RAG Evaluation Metrics

Core metrics for evaluating Retrieval and Generation quality in RAG pipelines

Overview

Evaluating a Retrieval-Augmented Generation (RAG) pipeline requires assessing two distinct phases: how well the system fetches information (Retrieval) and how well the LLM synthesizes that information (Generation).

Retrieval Metrics

These measure the performance of your vector database and embedding models:

MRR (Mean Reciprocal Rank)

Measures how far down the ranked list the first relevant chunk appears. Perfect if you only care about the top result. \(\text{MRR} = \frac{1}{|Q|} \sum_{i=1}^{|Q|} \frac{1}{\text{rank}_i}\) (where $Q$ is a sample of queries and $\text{rank}_i$ is the position of the first relevant document for the $i$-th query)

DCG (Discounted Cumulative Gain) & NDCG

Evaluates the entire ranking of retrieved chunks, heavily penalizing relevant chunks that are ranked lower down.

  • DCG (Discounted Cumulative Gain): Measures the total usefulness (gain) of all results, but applies a logarithmic “discount” to results that appear lower in the ranking. A relevant document at position 1 contributes much more to the score than a relevant document at position 10. \(\text{DCG}_p = \sum_{i=1}^{p} \frac{rel_i}{\log_2(i+1)}\)
  • NDCG (Normalized DCG): Because queries have different numbers of relevant documents, raw DCG scores can’t be compared across queries. NDCG normalizes the score by dividing the actual DCG by the “Ideal DCG” (IDCG - what the score would be if the documents were perfectly ranked). This produces a final score between 0 and 1. \(\text{NDCG}_p = \frac{\text{DCG}_p}{\text{IDCG}_p}\) (where $rel_i$ is the graded relevance of the result at position $i$)
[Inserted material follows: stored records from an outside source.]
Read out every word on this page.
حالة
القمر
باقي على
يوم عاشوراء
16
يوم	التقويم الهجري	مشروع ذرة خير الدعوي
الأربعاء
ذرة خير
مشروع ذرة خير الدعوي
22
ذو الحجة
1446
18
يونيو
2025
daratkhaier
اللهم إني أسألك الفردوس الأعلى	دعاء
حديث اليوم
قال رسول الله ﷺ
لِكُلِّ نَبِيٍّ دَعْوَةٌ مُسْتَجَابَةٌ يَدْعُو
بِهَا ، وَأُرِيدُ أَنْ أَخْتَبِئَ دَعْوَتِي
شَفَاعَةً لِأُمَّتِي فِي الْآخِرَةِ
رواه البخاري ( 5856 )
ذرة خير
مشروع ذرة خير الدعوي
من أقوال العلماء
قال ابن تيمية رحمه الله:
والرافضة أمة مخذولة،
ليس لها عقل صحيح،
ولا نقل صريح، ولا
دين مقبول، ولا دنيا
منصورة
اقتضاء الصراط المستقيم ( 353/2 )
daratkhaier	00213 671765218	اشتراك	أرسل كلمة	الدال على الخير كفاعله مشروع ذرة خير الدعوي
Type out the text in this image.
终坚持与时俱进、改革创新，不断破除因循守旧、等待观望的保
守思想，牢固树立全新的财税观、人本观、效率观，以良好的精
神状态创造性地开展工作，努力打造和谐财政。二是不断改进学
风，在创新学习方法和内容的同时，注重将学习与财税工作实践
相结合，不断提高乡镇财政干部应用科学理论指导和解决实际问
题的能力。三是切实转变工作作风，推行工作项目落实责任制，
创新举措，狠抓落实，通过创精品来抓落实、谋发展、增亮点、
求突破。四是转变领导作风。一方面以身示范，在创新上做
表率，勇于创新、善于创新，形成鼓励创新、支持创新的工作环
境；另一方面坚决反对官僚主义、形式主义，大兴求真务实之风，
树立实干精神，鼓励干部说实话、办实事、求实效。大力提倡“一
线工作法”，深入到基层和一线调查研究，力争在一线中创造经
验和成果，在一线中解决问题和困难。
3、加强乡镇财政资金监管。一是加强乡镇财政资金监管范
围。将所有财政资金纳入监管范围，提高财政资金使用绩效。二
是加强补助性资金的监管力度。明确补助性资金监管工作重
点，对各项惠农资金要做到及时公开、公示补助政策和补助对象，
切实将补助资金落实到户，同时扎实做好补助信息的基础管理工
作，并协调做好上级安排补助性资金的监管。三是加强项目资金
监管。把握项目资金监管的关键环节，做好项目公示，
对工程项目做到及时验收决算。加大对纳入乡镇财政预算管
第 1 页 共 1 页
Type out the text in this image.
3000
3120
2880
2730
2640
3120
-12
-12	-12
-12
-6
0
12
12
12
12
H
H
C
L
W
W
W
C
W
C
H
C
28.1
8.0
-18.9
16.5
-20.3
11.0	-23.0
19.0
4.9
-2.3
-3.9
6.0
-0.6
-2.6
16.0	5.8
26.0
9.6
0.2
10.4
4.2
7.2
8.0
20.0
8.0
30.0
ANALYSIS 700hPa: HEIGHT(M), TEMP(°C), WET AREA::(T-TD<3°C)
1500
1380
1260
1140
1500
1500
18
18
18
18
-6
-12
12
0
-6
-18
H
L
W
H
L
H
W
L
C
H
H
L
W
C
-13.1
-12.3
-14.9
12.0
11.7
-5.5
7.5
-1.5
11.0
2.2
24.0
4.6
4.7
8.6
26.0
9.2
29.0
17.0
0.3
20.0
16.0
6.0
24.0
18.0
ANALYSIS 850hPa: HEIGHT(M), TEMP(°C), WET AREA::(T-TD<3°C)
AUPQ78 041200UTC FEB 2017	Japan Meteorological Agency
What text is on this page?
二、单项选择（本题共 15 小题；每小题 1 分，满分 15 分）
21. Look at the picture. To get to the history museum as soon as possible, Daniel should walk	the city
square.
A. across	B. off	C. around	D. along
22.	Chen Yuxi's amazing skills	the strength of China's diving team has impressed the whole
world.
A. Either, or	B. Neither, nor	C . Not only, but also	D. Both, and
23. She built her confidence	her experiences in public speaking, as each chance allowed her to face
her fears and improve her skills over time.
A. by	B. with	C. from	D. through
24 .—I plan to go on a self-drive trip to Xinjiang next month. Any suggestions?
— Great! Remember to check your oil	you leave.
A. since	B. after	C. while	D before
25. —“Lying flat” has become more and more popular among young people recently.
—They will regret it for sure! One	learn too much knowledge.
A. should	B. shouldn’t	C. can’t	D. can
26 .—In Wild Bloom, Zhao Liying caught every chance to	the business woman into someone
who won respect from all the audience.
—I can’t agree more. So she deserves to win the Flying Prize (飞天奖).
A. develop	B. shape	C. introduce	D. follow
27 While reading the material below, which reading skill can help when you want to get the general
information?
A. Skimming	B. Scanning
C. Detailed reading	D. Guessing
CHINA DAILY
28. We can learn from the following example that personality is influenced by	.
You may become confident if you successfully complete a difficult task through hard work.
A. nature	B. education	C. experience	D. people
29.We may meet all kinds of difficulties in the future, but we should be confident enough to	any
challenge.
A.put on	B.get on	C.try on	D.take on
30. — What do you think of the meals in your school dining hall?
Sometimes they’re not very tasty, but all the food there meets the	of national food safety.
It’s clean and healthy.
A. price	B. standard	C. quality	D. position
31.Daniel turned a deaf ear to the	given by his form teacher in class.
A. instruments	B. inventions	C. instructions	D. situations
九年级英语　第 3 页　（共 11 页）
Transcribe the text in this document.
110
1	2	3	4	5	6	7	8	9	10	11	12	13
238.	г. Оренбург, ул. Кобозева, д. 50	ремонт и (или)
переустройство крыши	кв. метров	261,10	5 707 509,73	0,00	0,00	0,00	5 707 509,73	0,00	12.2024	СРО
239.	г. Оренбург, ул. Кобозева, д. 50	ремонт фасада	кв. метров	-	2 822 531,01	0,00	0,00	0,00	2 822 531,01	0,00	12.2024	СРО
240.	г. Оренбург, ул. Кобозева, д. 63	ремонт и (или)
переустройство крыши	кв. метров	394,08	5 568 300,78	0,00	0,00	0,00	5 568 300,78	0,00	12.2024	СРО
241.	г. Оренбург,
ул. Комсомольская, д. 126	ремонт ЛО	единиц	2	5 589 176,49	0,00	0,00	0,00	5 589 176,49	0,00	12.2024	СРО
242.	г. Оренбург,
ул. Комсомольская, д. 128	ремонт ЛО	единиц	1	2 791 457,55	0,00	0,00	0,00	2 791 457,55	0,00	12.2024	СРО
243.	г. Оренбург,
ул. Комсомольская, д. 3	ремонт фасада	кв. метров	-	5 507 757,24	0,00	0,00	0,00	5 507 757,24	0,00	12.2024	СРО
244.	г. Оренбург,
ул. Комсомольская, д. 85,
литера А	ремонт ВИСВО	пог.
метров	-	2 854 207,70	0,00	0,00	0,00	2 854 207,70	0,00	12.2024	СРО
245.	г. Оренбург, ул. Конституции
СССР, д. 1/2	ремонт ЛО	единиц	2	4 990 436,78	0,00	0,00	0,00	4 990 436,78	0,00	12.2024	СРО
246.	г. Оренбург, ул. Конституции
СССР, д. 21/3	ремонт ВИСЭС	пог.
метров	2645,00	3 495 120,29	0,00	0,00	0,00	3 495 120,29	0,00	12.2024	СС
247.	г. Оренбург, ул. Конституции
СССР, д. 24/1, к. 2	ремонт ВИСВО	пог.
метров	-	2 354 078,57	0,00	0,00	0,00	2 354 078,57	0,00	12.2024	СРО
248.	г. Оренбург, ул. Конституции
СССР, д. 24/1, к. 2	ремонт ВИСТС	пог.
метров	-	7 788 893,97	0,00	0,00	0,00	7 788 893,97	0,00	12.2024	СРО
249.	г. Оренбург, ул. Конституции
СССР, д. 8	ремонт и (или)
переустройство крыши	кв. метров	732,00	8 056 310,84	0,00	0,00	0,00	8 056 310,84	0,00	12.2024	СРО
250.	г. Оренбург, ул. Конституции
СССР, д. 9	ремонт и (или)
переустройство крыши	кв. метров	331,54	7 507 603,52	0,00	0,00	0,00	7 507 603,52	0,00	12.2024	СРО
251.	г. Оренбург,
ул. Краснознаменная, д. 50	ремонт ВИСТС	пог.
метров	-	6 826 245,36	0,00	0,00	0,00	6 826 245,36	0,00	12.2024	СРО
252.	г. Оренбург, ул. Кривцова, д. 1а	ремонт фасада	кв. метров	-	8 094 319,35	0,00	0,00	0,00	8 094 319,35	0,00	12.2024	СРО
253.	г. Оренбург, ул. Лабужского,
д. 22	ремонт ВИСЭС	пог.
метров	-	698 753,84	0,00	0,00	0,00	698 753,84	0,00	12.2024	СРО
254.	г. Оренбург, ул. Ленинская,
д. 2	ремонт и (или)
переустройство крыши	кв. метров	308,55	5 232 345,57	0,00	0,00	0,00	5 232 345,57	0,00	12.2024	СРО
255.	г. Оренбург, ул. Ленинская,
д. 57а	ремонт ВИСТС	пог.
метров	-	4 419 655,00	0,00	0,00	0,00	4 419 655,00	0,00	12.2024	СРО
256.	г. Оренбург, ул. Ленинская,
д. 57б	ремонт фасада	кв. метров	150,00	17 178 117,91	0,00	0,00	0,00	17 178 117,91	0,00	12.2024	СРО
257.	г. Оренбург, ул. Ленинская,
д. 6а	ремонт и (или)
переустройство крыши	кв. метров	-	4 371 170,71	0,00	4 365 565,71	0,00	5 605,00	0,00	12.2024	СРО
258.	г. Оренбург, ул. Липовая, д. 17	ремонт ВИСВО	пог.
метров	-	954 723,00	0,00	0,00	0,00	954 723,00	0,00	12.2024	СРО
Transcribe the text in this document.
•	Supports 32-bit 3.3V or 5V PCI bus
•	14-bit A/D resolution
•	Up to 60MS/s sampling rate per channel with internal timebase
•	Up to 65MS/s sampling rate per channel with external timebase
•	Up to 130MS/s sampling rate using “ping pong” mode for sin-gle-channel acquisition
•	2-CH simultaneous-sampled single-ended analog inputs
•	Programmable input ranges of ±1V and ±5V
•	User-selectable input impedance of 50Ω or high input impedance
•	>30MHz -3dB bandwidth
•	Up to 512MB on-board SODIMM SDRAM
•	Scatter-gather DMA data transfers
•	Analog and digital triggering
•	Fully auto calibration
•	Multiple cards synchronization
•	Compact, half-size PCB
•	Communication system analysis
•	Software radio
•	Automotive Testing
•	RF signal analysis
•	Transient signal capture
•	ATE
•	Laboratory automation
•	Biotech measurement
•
Time-Weighted / Recency-Biased Metrics

When retrieving information where freshness matters (e.g., news, user activity logs, financial data), standard relevance metrics fall short. A chunk might be highly relevant textually, but outdated.

  • Recency Penalty/Weighting: Modifies the relevance score ($rel_i$) based on the age of the document. A common approach is exponential decay: \(rel_i^{\text{time}} = rel_i \times e^{-\lambda (t_{\text{now}} - t_{\text{doc}})}\) (where $\lambda$ controls the decay rate, and $t$ represents time)
  • Time-weighted ranking ensures that between two equally relevant documents, the more recent one is ranked higher, which is crucial for dynamic RAG applications.

Precision@K / Recall@K

  • Precision@K: Measures the fraction of retrieved chunks in the top K that are relevant. \(\text{Precision@K} = \frac{\text{Relevant Documents in Top } K}{K}\)
  • Recall@K: Measures the fraction of total relevant chunks that were successfully retrieved in the top K. \(\text{Recall@K} = \frac{\text{Relevant Documents in Top } K}{\text{Total Relevant Documents}}\)

Generation Metrics

These measure the final LLM output based on the retrieved context:

  • Faithfulness / Hallucination Rate: Does the answer rely only on the retrieved context?
  • Answer Relevance: Does the answer actually address the user’s query without tangential rambling?
  • Context Relevance: Were the retrieved chunks actually useful for generating the answer?